他打开了药瓶子:“阿婉姑娘,这药所剩不多,本王也只能分你两粒。你不要见怪才好。”
舒兰与连忙摇头,抗过敏的药还挺多,她也不能完全确定鹿鸣给叶清瞻的是什么。
话可以乱说,药还是尽量别乱吃。
“这药如此宝贵,妾怎么能分走?殿下快别折煞妾了!”一急之下,自称都变了回来。
“你看你,又客套起来。怎么,不难受?”叶清瞻问。
他不提还好,一被提醒,舒兰与一眨眼,两股泪水便直下脸颊,在面上敷的粉里冲出一条白线。她连忙摸出帕子擦拭:“……难受,可忍忍就过去了。”

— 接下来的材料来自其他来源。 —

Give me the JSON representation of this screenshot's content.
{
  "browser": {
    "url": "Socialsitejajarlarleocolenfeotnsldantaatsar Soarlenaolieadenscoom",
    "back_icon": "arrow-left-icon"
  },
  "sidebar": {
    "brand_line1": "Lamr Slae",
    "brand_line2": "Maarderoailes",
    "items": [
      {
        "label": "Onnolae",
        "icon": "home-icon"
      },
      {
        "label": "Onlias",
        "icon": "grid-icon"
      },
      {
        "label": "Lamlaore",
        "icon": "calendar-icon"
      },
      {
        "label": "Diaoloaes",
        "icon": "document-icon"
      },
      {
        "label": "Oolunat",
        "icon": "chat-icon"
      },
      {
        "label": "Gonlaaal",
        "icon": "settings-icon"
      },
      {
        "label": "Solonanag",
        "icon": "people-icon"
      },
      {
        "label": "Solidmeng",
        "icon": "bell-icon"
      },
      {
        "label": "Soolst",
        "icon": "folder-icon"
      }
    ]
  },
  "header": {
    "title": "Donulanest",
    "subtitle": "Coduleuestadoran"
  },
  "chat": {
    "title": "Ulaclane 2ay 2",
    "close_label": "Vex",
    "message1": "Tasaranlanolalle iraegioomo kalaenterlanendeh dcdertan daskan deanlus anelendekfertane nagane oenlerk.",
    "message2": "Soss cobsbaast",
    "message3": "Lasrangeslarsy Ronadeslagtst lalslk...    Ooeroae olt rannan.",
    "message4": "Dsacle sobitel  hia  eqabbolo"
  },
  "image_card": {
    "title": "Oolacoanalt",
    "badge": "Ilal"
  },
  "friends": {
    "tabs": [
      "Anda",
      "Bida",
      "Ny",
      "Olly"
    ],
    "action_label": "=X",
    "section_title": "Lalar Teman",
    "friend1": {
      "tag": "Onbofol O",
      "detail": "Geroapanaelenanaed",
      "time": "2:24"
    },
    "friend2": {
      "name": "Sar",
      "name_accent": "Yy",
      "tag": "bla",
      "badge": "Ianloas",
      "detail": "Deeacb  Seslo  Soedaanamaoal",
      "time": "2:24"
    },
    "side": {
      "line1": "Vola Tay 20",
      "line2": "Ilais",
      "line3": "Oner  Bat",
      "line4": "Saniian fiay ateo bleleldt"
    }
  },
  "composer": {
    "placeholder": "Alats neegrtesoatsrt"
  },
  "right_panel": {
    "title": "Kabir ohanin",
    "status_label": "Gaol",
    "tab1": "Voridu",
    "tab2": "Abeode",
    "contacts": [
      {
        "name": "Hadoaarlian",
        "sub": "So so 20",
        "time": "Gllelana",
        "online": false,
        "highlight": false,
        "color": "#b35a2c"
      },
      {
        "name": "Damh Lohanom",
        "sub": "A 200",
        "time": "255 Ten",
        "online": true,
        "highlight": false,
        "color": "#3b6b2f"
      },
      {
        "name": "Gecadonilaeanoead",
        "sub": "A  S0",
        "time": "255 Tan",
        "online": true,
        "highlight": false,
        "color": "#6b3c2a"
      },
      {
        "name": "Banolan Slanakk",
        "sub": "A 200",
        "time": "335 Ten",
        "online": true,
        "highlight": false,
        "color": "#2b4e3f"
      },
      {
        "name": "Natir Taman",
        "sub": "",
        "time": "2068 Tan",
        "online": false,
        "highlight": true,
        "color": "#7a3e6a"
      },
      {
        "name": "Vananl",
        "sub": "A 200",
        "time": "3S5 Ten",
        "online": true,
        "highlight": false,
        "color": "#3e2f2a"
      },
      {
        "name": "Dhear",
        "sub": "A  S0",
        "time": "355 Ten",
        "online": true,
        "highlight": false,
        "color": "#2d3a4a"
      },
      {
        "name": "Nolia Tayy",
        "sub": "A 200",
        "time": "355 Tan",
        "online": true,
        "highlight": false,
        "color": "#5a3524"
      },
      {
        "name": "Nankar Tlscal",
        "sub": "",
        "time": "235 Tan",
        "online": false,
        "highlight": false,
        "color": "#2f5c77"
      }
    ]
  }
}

叶清瞻一笑:“你这人可真怪,有药吃,为什么要忍着?”
“这是救命的药,妾……我没那么难受。”
叶清瞻看着她,他生得好皮相,单是这么盯着人,便叫人受不了。
更况他还敛去笑容,问:“是宁可在本王面前失仪也不肯用药?本王寻你来,原本不是为了看人间疾苦的,你若不好,便没法子好好干活,本王要你来做什么?”
舒兰与心下一凛,只好起身:“妾身多谢殿下大恩大德。”
叶清瞻叫她伸出手来,亲自倒了两颗药在她掌心,又命人拿来蜜饯:“吃点儿甜的压一压。”